SOLENIDADE DA NATIVIDADE DO SENHOR 2017
MISSA DA NOITE
Leituras: Is 9, 1-6; Sl 95 (96), 1-2a.2b-3.11-12.13 (R. Lc 2,11); Tt 2, 11-14; Lc 2,1-14 Tema-mensagem: E o Verbo se fez carne e habitou entre nós e nós vimos a sua glória, a glória de Filho único do Pai (João: Prólogo)
Sentimento: adoração jubilosa
Introdução
Depois de quatro semanas de preparação, chegamos hoje à culminância de toda as celebrações: o fim e o começo de toda a nossa história. As profecias se consumaram, as promessas se realizaram e as esperanças chegaram. Tudo isso porque um Menino nasceu, um filho nos foi dado. Eis o mistério desta noite (dia) santa (o): o Natal.
- O pregão messiânico de Isaias:
Nosso Natal vem de longe. Sendo mistério divino, tem raízes profundas e foi pressentido por muitos visionários de Deus, como o profeta Isaías. Em seu tempo, a situação em que se encontravam os israelitas, moradores da Galileia, povo do Norte, região da meia-noite, da escuridão da morte, a Galileia dos gentios não era nada satisfatória.
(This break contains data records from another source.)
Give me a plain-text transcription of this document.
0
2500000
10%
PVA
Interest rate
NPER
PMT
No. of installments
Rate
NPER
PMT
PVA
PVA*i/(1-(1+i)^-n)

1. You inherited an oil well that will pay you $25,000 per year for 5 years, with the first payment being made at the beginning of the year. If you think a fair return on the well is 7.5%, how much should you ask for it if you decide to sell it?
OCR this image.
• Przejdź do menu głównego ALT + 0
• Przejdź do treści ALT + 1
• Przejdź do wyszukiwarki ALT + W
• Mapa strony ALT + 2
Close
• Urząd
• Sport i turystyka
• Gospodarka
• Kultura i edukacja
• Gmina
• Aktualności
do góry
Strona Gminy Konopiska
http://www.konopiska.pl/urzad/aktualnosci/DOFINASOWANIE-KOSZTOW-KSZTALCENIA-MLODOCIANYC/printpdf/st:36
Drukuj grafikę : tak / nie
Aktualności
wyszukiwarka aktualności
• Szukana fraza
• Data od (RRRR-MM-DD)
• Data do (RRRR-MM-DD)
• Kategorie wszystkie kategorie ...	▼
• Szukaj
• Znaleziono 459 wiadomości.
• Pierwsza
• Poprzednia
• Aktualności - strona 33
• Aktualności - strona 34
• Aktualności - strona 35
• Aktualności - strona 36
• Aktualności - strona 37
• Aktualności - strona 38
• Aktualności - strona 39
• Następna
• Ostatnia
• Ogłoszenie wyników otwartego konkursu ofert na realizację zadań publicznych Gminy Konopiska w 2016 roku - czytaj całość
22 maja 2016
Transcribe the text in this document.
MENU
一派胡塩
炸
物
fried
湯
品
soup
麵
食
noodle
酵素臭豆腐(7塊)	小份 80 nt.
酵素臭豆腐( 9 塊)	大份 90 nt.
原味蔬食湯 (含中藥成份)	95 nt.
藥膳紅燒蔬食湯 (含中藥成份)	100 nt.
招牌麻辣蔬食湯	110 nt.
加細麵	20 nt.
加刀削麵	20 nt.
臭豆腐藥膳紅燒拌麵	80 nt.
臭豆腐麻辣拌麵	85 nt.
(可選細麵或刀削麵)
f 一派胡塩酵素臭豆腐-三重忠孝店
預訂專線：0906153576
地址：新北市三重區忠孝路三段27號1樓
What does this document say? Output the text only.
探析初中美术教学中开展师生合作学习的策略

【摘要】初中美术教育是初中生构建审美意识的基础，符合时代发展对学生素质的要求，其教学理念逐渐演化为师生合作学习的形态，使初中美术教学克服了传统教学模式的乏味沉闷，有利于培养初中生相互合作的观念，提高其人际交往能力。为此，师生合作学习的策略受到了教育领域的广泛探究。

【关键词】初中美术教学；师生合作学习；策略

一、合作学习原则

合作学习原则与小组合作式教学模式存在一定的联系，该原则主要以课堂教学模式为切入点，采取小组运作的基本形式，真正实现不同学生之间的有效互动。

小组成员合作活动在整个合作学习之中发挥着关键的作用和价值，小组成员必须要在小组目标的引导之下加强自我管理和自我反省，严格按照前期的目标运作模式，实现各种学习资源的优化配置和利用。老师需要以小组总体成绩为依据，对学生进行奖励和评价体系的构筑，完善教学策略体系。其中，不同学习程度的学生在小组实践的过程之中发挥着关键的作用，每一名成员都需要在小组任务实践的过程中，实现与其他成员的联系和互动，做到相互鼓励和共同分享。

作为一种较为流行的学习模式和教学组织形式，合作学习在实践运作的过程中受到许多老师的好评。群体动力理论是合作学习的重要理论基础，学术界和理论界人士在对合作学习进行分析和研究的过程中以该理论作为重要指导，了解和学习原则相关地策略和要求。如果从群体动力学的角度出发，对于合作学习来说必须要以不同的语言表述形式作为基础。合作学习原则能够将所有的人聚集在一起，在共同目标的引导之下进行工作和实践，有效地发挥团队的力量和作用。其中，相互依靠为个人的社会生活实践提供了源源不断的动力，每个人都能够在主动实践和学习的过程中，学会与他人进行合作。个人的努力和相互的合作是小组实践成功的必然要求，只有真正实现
Tendo de viver ou conviver com os pagãos, a grande maioria daquela porção do Povo de Deus, não era mais um “Povo de Deus”, mas um povo dos deuses pagãos; em vez de pertencer ao seu Deus, vivo e verdadeiro, vivia mais correndo atrás dos ídolos pagãos satisfazendo-se com seus cultos e costumes do que com a Lei que Ele lhes dera através de Moisés. Enfim era um povo perdido, confuso, dominado pelos estrangeiros, triste, abandonado e sem paz.
- Nasceu para nós um menino
No entanto, bem no meio de toda aquela degradação político-religiosa o olho divino de Isaias é transportado para um futuro bem diverso, e exclama: “o povo que andava nas trevas viu uma grande luz; para aqueles que habitavam nas sombras da morte uma luz começou a brilhar” (9, 1). E é com este pregão vindo das profundezas de nossa história que a liturgia da palavra, abre a solenidade desta noite (dia) santa.
O irromper desta luz transforma a tristeza em alegria, a opressão em liberdade, a morte em vida. Mas, tudo “porque um menino nasceu para nós…
Isaias descreve a futura felicidade, a bem-aventurança messiânica, com imagens próprias de uma libertação gloriosa e vitoriosa. O aspecto mais significativo e provocante, deste anúncio, porém, é contemplar a alegria, a felicidade salvífica – o Reino de Deus – que começa, justamente, na terra dos gentios, na região semi-pagã e por isso odiada pelos judeus. A estranheza deste sentimento de júbilo vai aparecer, depois, com muita intensidade quando Jesus começa sua ação messiânica: “Terra de Zabulon, terra de Neftali… Galileia dos pagãos¹, o povo que andava nas trevas viu uma grande luz e para os que moravam na região da morte, levantou-se uma luz” (Mt 4,15-16).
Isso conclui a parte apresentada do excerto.